A Task Force Lightning soldier assigned to 3rd Brigade Combat Team, 1st Cavalry Division died Tuesday from a gunshot wound sustained in the Diyala province northeast of Baghdad, the military said in a statement.
Two more soldiers died the same day in Iraq's western Anbar Province, another statement said. One was assigned to the 1st Marine Expeditionary Force Headquarters Group, and one was assigned to 1st Brigade, 1st Armored Division.
All three names were withheld pending family notification.
In other developments:
A prominent hard-line leader of Iraq's Sunni Arabs lashed out against new security plans by Mr. Bush and Iraq's prime minister, saying in an interview published Wednesday that they were plotting to kill Sunnis.
Iraqi Defense Minister Abdul-Qader al-Obaidi said the new security plan announced by Prime Minister Nouri al-Maliki days earlier had three or four phases, and that "the first stage has already begun."
Al-Obaidi did not elaborate on what steps the government had taken or say whether the Haifa Street operation was part of the security plan. He said that offensive was launched in response to the killings of 27 people there on Saturday.
"This is what made us decide to go into Haifa street," al-Obaidi told The Associated Press. He added that at least seven foreign Arabs were captured, including some who entered Iraq recently.
An Iraqi Army general, speaking on condition of anonymity because of the sensitivity of the plan, said the Haifa Street battle was not part of the new Baghdad security plan.

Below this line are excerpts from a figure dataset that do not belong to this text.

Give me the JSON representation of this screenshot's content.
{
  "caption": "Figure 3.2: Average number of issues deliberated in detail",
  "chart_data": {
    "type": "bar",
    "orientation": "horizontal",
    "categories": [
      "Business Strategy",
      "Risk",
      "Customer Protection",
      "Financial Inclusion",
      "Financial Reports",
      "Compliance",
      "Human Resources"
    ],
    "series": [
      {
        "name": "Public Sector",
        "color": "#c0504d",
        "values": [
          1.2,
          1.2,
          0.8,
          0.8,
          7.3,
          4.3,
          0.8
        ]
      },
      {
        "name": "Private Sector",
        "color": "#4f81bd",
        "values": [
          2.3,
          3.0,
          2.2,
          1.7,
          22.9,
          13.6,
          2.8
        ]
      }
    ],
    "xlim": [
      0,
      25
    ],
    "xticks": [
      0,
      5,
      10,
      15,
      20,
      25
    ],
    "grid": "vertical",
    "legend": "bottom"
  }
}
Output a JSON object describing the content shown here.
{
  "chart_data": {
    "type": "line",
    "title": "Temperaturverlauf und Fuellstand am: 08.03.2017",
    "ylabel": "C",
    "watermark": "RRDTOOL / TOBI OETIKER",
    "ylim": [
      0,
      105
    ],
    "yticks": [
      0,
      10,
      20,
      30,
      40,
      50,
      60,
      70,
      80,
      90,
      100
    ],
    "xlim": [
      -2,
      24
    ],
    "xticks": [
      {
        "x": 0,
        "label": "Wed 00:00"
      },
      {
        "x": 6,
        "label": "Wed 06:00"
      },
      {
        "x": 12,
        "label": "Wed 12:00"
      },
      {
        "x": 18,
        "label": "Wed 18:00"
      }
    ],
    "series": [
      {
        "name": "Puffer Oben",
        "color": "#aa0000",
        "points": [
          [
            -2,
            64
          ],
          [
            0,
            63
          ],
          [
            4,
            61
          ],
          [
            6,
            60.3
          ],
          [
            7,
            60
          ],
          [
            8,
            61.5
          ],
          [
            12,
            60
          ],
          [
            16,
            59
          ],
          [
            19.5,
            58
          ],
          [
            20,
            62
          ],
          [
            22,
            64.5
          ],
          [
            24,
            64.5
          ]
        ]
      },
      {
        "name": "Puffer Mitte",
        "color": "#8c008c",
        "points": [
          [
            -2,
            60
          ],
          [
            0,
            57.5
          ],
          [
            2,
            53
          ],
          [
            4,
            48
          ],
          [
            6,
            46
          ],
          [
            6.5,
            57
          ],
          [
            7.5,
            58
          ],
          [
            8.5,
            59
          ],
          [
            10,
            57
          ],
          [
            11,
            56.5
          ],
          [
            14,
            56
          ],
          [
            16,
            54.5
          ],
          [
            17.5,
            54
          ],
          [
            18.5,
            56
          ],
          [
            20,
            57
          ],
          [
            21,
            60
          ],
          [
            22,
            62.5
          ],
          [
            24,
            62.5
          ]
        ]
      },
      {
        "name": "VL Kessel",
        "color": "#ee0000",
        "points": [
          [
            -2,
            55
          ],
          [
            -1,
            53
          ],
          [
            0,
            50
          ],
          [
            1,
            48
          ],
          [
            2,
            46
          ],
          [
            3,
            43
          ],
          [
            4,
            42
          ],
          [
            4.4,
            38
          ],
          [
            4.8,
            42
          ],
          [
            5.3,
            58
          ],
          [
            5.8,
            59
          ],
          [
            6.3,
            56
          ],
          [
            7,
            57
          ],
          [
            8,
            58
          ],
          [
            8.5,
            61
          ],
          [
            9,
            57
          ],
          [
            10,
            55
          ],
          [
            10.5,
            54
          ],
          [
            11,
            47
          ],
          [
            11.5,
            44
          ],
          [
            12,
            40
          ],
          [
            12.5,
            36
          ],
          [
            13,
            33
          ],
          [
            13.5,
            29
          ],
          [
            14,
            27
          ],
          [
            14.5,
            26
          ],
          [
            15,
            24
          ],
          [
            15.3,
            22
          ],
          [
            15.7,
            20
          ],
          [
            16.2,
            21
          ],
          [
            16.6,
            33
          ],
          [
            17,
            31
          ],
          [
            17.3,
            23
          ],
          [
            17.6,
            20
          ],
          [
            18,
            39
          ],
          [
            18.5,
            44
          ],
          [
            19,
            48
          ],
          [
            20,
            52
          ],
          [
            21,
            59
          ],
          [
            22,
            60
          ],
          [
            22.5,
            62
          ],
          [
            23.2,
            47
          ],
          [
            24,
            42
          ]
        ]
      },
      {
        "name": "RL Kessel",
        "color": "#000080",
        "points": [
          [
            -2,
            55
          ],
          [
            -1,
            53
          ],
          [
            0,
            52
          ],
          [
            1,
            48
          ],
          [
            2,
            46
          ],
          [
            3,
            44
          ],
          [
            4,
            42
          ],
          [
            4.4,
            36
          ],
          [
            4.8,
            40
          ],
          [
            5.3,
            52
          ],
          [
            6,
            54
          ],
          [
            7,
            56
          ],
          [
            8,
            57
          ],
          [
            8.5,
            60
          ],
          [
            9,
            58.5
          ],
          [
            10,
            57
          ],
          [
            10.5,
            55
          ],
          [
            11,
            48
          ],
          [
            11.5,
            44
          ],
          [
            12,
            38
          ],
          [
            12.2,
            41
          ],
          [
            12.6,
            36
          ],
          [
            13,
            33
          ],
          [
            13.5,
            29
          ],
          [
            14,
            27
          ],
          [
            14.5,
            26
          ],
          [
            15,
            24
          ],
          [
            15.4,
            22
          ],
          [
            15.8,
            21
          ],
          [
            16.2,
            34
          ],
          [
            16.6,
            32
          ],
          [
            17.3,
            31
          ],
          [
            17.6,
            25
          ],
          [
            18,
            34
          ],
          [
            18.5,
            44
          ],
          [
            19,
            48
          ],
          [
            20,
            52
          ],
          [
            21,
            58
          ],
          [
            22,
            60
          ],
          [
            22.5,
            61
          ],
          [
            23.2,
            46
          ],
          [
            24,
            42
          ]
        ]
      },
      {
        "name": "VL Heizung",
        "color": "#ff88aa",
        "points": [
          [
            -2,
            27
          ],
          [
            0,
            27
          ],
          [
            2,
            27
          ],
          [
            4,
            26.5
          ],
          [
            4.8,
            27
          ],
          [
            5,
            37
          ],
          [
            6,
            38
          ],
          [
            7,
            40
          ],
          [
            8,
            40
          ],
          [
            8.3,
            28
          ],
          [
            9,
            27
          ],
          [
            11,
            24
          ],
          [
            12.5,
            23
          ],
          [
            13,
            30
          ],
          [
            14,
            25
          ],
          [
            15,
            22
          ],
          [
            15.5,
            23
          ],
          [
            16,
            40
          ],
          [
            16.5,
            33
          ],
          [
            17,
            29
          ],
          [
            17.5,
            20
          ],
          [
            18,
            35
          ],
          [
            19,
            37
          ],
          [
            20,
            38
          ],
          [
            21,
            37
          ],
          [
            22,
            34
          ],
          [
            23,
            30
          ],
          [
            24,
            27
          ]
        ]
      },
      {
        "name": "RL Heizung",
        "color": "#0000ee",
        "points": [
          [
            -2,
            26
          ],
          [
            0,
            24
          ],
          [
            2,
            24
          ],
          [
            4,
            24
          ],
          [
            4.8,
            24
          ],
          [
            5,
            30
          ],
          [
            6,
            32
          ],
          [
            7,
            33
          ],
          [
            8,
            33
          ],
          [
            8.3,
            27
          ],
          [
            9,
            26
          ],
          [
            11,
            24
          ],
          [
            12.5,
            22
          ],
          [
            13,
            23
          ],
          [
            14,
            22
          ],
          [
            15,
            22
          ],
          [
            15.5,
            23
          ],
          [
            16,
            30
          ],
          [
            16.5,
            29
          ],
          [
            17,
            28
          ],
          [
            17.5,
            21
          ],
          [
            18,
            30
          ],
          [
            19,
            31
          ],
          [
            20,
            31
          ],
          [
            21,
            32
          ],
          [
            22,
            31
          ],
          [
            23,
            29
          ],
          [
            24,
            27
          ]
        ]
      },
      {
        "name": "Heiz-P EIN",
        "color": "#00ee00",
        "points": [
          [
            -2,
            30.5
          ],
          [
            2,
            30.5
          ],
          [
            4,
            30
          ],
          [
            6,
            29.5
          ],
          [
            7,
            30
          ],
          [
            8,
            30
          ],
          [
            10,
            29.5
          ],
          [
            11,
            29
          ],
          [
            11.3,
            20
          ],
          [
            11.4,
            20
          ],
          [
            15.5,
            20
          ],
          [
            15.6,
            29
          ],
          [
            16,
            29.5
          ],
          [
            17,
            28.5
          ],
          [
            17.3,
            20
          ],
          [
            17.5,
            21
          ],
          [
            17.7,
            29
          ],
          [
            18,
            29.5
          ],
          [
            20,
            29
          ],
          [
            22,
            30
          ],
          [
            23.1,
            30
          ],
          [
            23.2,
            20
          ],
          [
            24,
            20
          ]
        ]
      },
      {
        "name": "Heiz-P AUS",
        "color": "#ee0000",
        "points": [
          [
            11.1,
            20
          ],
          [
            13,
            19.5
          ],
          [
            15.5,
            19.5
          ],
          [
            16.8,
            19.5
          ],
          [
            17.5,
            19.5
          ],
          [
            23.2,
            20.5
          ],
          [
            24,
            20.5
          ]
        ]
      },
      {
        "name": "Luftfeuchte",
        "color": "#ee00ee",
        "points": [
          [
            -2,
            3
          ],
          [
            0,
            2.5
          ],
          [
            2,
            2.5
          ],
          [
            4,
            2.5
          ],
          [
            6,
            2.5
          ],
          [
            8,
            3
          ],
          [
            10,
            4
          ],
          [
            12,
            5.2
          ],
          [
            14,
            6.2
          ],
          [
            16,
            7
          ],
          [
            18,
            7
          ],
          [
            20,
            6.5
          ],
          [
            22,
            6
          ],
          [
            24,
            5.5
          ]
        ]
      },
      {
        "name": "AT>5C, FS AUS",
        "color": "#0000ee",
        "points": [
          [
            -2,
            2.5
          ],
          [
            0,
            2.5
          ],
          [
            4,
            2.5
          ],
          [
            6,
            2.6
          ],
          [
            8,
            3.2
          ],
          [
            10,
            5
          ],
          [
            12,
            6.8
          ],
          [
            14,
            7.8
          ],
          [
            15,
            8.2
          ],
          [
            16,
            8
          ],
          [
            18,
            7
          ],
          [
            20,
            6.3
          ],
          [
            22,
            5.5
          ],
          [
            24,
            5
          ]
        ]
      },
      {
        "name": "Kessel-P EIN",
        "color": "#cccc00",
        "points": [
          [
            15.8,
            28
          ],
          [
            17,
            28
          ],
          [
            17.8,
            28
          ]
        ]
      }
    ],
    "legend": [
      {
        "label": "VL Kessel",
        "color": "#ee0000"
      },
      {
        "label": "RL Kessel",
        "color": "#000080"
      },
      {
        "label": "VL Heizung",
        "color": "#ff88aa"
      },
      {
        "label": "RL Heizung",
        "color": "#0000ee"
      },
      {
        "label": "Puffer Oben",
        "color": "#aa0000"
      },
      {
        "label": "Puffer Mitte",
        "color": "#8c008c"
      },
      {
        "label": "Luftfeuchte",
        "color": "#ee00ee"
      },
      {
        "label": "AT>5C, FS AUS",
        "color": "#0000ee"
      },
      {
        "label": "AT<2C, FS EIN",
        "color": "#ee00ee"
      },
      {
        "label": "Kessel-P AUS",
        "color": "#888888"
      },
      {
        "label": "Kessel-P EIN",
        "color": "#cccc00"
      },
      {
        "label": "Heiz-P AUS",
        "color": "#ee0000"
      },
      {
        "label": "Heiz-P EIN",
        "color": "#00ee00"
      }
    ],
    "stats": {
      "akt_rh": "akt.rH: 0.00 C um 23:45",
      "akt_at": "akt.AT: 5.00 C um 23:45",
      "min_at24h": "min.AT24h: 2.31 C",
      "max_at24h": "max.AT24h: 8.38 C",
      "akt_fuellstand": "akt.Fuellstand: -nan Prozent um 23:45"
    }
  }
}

U.S. tanks lined the streets in the neighborhood, a militant Sunni Arab stronghold located just north of the heavily fortified Green Zone — home to the U.S. Embassy and other facilities.
Haifa Street is a broad, two-lane thoroughfare that stretches northwest from the Green Zone through the heart of Baghdad, along the Tigris River. Apartment buildings as high as 10 stories line the street, with retail space on the ground level.
The banks of the Tigris peak through over squat houses on the street's eastern side.
A well-to-do enclave under Saddam Hussein, many prominent Baathists made their homes there. Now the neighborhood has fallen into disrepair, and discount shops have replaced upscale boutiques. Some storefronts are shuttered altogether.
Al-Maliki aides have said the assault would target Sunni insurgents first, rather than Shiite Muslim militiamen blamed in sectarian killings.
In an interview published Wednesday, Sunni leader Harith al-Dhari — head of the influential Association of Muslims Scholars, a group with ties to some Sunni insurgents — said the offensive would not provide balanced security.
"This government has taken as its job to slaughter, arrest, abduct and displace (Sunnis). It is not taking its responsibility for a real security or economy or even providing services for the Iraqi people," al-Dhari was quoted by the Saudi newspaper Al-Watan as saying.
"Now they want to implement the new security plan with the collaboration of the American president George Bush," he added.
U.S. officials have said the additional U.S. troops deployed under Mr. Bush's new strategy would work with Iraqi troops to put down both Sunni insurgents and Shiite militiamen.
But al-Dhari, who left Iraq for Jordan after al-Maliki's government accused him of inciting terrorism, said the security plans were intended to target the Sunni minority.
"This security plan intends to attack and besiege (Sunni) villages and cities, to arrest and eliminate the youths who are thought to be with the resistance, or potential insurgents," he said.